Foo Fighters/Motörhead/The Strokes; Hyde Park, London, Saturday, June 17/Lancashire Country Cricket

Grohl and co reign supreme, as Monsters Of Rock set alight The Strokes’ skinnny ties

Despite the millions of albums he’s sold, despite the magazine covers he and his cocaine-white teeth have featured on, despite the countless gold and platinum discs he thumped the tubs for or screamed and crooned over, it’s always nice to see a rock star look amazed. This evening there are 85,000 people staring back at Dave Grohl and Foo Fighters, and no matter how hard he tries, he can’t quite believe it. “When they asked us to play Hyde Park I was, like, ‘Wait! Isn’t that place huge?’” he says. “But I thought, ‘Well if we get 30,000 people, it’ll still be the biggest show we’ve ever played.’”
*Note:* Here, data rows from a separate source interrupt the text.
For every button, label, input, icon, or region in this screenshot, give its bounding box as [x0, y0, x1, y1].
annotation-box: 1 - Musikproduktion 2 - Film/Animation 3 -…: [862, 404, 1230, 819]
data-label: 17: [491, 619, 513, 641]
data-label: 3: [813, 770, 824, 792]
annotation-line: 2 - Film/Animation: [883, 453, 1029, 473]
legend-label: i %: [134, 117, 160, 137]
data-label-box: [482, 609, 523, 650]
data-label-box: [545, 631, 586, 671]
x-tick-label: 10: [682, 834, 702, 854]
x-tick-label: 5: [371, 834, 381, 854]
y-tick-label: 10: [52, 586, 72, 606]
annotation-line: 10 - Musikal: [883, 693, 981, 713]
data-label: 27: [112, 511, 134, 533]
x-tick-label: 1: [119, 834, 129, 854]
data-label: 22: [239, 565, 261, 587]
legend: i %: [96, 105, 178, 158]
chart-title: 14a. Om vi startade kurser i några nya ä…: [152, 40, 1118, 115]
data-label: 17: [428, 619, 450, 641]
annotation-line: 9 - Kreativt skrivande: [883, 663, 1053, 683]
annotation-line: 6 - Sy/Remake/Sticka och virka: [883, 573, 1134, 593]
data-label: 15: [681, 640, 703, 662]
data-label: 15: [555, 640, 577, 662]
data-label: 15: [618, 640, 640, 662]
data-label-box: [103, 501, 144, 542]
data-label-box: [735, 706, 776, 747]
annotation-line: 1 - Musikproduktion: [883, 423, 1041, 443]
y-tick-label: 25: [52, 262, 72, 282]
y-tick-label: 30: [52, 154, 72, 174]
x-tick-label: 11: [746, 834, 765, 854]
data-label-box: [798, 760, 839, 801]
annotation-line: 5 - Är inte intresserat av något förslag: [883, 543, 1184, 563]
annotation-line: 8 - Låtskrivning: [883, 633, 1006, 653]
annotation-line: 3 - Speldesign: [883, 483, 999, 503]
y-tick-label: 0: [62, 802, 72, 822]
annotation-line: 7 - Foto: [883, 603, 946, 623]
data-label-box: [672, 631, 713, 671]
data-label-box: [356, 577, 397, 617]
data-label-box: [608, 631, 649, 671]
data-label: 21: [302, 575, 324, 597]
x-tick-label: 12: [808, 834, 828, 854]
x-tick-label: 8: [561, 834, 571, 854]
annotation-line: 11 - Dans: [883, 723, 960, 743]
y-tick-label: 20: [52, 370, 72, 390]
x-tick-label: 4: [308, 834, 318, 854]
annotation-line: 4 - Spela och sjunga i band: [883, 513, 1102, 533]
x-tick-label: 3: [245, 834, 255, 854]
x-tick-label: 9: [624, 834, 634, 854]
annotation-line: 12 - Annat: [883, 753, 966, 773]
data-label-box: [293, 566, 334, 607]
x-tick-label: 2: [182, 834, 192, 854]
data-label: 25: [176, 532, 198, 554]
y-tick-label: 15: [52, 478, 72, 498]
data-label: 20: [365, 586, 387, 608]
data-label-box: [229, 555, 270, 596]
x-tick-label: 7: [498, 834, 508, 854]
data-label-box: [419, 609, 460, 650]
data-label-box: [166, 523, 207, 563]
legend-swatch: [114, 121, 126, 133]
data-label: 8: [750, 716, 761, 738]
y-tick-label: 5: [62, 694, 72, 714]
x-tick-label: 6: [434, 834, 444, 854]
If you needed proof of the enduring appeal of Foo Fighters, sometimes perceived as nothing more than an “ordinary band”, then look no further. But first, we’ve support band (support band!) Motörhead to entertain us – a group who’ve never really needed to fear the ‘ordinary’ tag. Lemmy once said that if Motörhead moved in next door to you, your lawn would die. Today, at 6.15pm, the (barely) Living Legend strides onstage wearing black sunglasses and a black shirt, holding a Rickenbacker bass and smoking a Marlboro red. He drinks his Jack Daniel’s neat and dyes his hair. Ask yourself this – are you going to be as cool as this when you’re in your sixties? Thought not. The first song Motörhead play today is called ‘Doctor Rock’, and the last song they play (‘Overkill’) begins with the lyric, “The only way to feel the noise is when it’s good and loud”. The Zutons, this ain’t. Toward the end they throw in ‘Ace Of Spades’, the one song that everyone likes, and the park goes insane.

Like all great stadium acts, Foo Fighters use such an incendiary warm-up as a marker – not of what they’ve got to match, but of what they’ve got to beat. And during their set, you become truly amazed by how many songs you know – songs as irresistibly cute and immediate as ‘Breakout’, ‘All My Life’, ‘Monkey Wrench’, ‘Best Of You’ and ‘Learn To Fly’. They pull Lemmy up for a run-through of ‘Shake Your Blood’ (from Grohl’s metal side-project, Probot) and, bizarrely, Queen’s Roger Taylor for a climactic shakedown of ‘Tie Your Mother Down’. At a blush over 90 minutes the set might be a touch short, but in terms of intensity Foo Fighters have got this thing down pat.

When they hit Manchester for the following night’s show, they’re even more geed up. Sadly, The Strokes’ support slot doesn’t contain any of Motörhead’s feral force. “Tell us who you are then,” heckles one fool in a bucket-hat to NME’s left as the band saunter onstage. Judging by the gentle ripples of applause that greet openers ‘Heart In A Cage’ and ‘Red Light’, most of the crowd have mistakenly turned up expecting to hear the creak of leather on willow rather than witness two of rock’s heavyweights slugging it out. Not that it’s really a fair fight; for most of The Strokes’ set the PA sounds as though it’s been fed through the murky ship canal nearby, leaving Nick Valensi’s metal solos on the tracks plucked from ‘First Impressions Of Earth’ sounding distinctly blunted and Jules’ vocals far too low in the mix.

They don’t seem overly vexed, instead delivering a set of typical poise, verve and controlled passion. “Let the good times roll,” deadpans Jules before a thunderous ‘Vision Of Division’ sees them overcome the technical glitches, while a rasping ‘Last Nite’ sees the front form a moshpit. Job done, they depart with the traditional ‘Take It Or Leave It’ and with Jules promising us the Foos will “melt our faces off”.

Which is more likely now those roadie wags have retrieved the amp cables from the canal – where The Strokes sounded murky, Foo Fighters, resplendent with fireworks, lasers and five-minute Led-Zep drum solos, are mighty; where Jules was sullen, barely raising his voice above a mumble, Dave Grohl is in invincible stadium-cliché mode, insisting that last night’s Hyde Park outing with Queen “sucked”, indulging in massive guitar masturbation on a huge ramp, stretching out into the crowd, and even offering to buy everyone a drink. Oh, and they also find time to rattle out a career-spanning greatest hits karaoke set – from ‘Everlong’ to a brilliantly raging ‘Stacked Actors’ – that’s impossible not to get swept along by. Biggest band on the planet? Very possibly. Face-melting? Maybe not. Heart-swelling? Without a doubt.